À mon avis, l’essentiel de la deuxième condition établie dans l'affaire Pascoe est que la somme déterminée à l’avance est versée pour permettre à celui qui la touche d’acquitter certains frais. Cela étant, le paiement ou l’engagement effectif de ces frais ne doit pas en soi transformer une allocation imposable en un remboursement non imposable. Si le montant versé par un employeur à un employé dépend du montant auquel s’élève une dépense ou un coût particulier (comme dans le cas de l’indemnité de logement en cause dans l'affaire MacNeill), alors il ne s’agit pas d’une somme déterminée à l’avance; la première condition n’est pas remplie, et la somme en question pourrait facilement être un remboursement. Toutefois, dans l’appel en l’instance, la somme 4 166,58 $ avait été déterminée à l’avance. Elle ne dépendait pas de dépenses particulières, n’y était pas liée et ne constituait donc pas un remboursement. Et elle a été versée pour permettre à l'appelant de payer certains frais de déménagement non spécifiés tels que prévus dans la deuxième condition.

[...]

[...] , je suis enclin à considérer les 4 166,58 $ comme une “ allocation ”, car les trois conditions sont remplies. Le montant a été fixé d’avance à un mois de salaire. La somme est versée uniquement lorsqu’un membre de la GRC est réinstallé quelque part, et je présume qu’elle vise à permettre à celui qui la reçoit d’acquitter certains types de frais de déménagement non spécifiés. Enfin, la somme est à la libre disposition de celui qui la touche et il n’a pas à en rendre compte.

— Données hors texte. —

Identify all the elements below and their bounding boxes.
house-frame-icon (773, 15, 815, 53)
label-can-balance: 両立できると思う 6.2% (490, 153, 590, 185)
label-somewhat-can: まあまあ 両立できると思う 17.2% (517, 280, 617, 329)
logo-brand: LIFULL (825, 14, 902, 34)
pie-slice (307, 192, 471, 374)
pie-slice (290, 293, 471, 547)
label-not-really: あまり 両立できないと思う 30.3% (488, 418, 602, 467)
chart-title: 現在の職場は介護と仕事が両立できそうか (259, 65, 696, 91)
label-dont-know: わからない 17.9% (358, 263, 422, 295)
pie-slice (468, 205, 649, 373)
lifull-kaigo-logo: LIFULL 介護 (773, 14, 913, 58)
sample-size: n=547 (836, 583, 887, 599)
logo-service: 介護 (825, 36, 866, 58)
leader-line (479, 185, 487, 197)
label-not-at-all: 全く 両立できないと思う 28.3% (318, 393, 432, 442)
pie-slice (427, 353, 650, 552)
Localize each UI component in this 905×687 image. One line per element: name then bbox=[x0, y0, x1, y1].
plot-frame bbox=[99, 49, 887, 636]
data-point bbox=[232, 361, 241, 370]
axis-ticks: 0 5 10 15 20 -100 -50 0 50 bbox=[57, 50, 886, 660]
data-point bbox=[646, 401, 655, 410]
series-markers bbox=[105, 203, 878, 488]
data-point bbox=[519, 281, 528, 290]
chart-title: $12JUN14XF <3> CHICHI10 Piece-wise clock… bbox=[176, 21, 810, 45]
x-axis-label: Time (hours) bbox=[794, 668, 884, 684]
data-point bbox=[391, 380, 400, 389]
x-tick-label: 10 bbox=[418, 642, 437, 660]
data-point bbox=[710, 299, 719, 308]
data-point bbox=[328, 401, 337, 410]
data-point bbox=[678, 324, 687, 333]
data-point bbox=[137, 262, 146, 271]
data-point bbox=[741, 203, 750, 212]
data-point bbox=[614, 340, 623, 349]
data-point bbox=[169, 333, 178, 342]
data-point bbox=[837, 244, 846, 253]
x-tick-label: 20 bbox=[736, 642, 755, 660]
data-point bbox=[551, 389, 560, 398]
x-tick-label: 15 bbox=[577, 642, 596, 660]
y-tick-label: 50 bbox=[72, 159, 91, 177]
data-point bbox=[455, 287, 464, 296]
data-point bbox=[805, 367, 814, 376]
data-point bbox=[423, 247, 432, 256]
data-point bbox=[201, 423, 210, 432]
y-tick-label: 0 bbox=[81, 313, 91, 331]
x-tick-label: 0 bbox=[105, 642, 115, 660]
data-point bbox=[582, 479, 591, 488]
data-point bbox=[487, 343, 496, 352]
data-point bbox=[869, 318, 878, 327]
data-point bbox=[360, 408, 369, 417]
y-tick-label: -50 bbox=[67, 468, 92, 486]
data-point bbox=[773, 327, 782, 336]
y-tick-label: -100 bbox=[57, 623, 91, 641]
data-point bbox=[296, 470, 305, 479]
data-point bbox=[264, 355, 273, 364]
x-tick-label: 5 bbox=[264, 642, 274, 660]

Pour revenir brièvement à la décision de la Section de première instance de Cour d’appel dans l'affaire McNeill, le juge Rouleau a fait un effort particulier pour conclure que l’indemnité de logement n’était pas prévue dans les conditions d’emploi de M. McNeill. Outre la déclaration précitée (86 DTC page 6842), il a dit à la page 6483 :

Comme je l’ai déjà affirmé, je suis convaincu que le paiement versé au contribuable ne découlait pas de sa charge ou de son emploi; il avait essentiellement pour but d’éviter un conflit de travail et était destiné au demandeur en tant que simple particulier plutôt qu’employé.

Dans l’appel en l'instance, au contraire, l’“ indemnité de mutation ” était prévue dans les conditions d’emploi de l’appelant; elle était offerte à tout membre de la GRC faisant l’objet d’une réinstallation et n’était pas liée à des dépenses ou à des coûts en capital particuliers. À mon avis, la somme de 4 166,58 $ doit être incluse dans le revenu de l'appelant pour 1985 comme une “ allocation ” au sens de l’alinéa 6(1)b) de la Loi.

[...]

[15] À mon avis, les motifs du jugement du juge Mogan et la décision de la Cour d'appel fédérale dans l'affaire Morris s’appliquent aux présents appels. En conséquence, en me fondant sur ces décisions, je ne puis faire autrement que de rejeter ces appels et c’est ce que je fais.

Signé à Ottawa, Canada ce 24e jour de juin 1999.

“ T.P. O'Connor ”

J.C.C.I.

[TRADUCTION FRANÇAISE OFFICIELLE]

Traduction certifiée conforme ce 24e jour de mars 2000.